I like to remind traders to "fall in like" with the market/position. Don't "fall in love" with it. Powerful, longer term trending markets are where you fall in love. Up and down with small trends brought on by debates and uncertainty, require taking profit.

So pay attention to your targets. By the way, targets also give traders clues if the market is transitioning to becoming more trending. If the price goes above that trend line in the chart below, it now becomes support/risk. Look for the next target at the 100 hour MA (blue line in the chart below). Trades in this type of uncertain market require lots of management from step to step.

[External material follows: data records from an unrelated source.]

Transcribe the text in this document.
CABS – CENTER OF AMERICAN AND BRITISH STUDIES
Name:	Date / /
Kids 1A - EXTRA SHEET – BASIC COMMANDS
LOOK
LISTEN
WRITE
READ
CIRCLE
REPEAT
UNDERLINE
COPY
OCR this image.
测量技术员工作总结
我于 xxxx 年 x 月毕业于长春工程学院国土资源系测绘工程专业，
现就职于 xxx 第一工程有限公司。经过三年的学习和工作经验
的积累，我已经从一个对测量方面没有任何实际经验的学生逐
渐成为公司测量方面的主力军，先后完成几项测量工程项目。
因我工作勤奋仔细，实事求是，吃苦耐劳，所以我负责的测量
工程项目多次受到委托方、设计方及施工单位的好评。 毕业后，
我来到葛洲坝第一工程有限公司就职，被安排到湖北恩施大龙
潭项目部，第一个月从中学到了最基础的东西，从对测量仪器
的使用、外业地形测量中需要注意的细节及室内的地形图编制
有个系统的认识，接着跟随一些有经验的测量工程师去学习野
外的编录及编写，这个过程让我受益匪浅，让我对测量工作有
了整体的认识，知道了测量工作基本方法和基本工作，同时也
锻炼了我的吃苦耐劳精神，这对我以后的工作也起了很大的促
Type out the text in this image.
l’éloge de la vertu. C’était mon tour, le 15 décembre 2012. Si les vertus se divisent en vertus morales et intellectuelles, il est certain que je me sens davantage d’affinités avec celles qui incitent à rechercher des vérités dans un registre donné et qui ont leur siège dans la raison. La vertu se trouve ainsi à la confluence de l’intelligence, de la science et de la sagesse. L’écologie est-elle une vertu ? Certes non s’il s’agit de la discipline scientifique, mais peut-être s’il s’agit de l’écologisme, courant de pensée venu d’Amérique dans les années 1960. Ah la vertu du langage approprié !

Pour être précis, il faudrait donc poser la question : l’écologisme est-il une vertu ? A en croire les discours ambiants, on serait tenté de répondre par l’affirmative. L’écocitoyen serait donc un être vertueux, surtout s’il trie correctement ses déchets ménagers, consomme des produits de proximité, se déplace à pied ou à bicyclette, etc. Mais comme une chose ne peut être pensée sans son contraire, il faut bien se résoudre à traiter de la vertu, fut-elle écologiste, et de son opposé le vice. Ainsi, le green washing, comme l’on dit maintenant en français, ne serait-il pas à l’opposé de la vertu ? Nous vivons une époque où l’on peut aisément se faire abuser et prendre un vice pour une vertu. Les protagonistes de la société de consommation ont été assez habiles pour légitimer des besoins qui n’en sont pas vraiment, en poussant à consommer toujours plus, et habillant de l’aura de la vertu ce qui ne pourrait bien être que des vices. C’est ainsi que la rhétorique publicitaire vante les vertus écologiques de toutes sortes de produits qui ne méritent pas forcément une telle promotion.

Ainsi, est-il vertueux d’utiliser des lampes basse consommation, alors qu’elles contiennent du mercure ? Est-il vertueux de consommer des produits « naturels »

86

Not betting the farm: When uncertainty prevails, it probably is not the time to bet the farm with large positions. Sentiment can swing quickly. Sometimes it is not on a patient technical level. So try to keep positions smaller than usual. If you risk 2%, risk 1%. Lower the position size. Businesses are more cost conscious in a slower economy. In trading when uncertainty is high, be more aware of your risk from a position size standpoint.

What if the default idea (i.e. more up and down) is not the way. That is the market does start to trend (it might just be a summer thing. So one eye is still watching the clues).

If so, you will see that the shorter term trends, start to extend the range. The boxes in the daily chart will be broken. Your targets continue to get broken - one after another.

The good news is the price action will not lie. It is hard to hide traders (i.e., the big ones) who really want to move in a directional bias.

So use your tools that give a bias. Use your targets to show the roadmap and if the market does start to trend, you will start to see it (you should be that way too).

As the debates rage, and uncertainty prevails, the markets become more uncertain. In those markets traders have to adjust to the environment to survive. There will be better markets ahead, but we need to survive the chop first.